Install with these statements. (I am not sure if you need pygame or not.)

pip install gymnasium
pip install pygame

Part A

Familiarize yourself with the FrozenLake environment You can import and start the simulation of the Frozen Lake like so:

import gymnasium as gym
env = gym.make('FrozenLake-v1', desc=None, map_name="4x4", is_slippery=True,render_mode="human")
obs, info = env.reset(return_info=True)

You should now hopefully see a render of the environment.

Try out some of these functions and see what they do:

env.action_space.sample()
observation, reward, terminated, truncated, info = env.step(env.action_space.sample())
env.P # The MDP
env.P[s] # Transition matrix of state s
env.P[s][a] # Transitions from state s given action a

Try to make a custom Frozen Lake map

When creating a frozen-lake environment you can add a custom-map with the desc argument, e.g:

fl_map = ["HFFFS", "FHHFF", "FFFFH", "HFFHG"] 
env = gym.make('FrozenLake-v1', desc=fl_map, is_slippery=True)

For a custom 5x4 map.

Task 3

Recall the value/utility-function:

\[U(s) = \mathop\max\limits_{a \in A(s)} \sum\limits_{s'}P(s'|s,a)[R(s,a,s') + \gamma U(s')]\]

The Q-Function:

\[Q(s,a) = \sum\limits_{s'}P(s'|s,a)[R(s,a,s') + \gamma \mathop\max\limits_{a'}Q(s',a')]\]

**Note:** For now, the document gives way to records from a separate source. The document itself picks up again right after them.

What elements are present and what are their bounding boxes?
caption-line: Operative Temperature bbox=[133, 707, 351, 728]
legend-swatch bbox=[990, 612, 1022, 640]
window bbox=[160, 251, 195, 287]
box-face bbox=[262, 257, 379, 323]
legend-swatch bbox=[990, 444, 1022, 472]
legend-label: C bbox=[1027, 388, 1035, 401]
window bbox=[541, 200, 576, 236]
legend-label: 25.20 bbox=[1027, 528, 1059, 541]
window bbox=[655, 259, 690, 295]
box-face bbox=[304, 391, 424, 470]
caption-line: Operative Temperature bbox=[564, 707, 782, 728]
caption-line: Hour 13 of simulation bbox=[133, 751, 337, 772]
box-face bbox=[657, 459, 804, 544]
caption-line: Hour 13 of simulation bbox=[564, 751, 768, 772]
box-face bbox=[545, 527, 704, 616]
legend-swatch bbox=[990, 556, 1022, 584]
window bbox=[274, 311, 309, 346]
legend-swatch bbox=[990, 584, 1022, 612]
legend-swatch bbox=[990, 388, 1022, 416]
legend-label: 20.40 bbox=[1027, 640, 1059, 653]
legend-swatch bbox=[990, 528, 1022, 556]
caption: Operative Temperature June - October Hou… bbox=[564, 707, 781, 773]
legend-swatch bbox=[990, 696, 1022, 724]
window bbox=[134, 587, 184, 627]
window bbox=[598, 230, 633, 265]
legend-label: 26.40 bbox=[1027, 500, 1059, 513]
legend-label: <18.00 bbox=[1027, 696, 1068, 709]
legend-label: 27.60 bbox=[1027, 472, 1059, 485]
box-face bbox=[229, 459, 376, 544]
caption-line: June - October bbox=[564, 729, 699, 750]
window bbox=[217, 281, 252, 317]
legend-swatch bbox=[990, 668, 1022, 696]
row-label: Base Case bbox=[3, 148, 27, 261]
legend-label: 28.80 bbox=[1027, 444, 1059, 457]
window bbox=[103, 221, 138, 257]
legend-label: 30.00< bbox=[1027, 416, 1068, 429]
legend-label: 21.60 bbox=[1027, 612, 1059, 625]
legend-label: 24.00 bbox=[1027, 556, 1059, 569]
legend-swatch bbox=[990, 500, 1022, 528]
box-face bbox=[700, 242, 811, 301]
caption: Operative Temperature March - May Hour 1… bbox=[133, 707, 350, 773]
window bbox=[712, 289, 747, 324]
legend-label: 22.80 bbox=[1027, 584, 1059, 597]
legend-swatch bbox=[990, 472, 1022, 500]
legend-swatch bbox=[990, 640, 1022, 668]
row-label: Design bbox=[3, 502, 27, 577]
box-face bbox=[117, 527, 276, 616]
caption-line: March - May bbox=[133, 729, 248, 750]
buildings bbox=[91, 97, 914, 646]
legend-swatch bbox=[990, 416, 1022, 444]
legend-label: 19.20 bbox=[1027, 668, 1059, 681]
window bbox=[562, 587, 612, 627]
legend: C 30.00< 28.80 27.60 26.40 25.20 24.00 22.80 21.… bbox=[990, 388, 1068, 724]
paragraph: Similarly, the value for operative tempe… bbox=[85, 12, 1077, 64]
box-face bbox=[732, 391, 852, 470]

And the function to extract an optimal policy from the Q-Function:

\[\pi^*(s) = \mathop{\mathrm{argmax}}\limits_aQ(s,a)\]

Part A

Implement the above functions in Python

Part B

Given a FrozenLake map, and a list of pre-calculated expected utilities, (e.g.:

utilities = [0.41,0.38,0.35,0.34,0.43,0,0.12,0,0.45,0.48,0.43,0,0,0.59,0.71,1]

for the default FrozenLake 4x4 map)

Test out the utility-function, and see if it makes sense/work as it should.
Use the function to extract an optimal policy to move around the map (discount factor can be e.g. 0.99).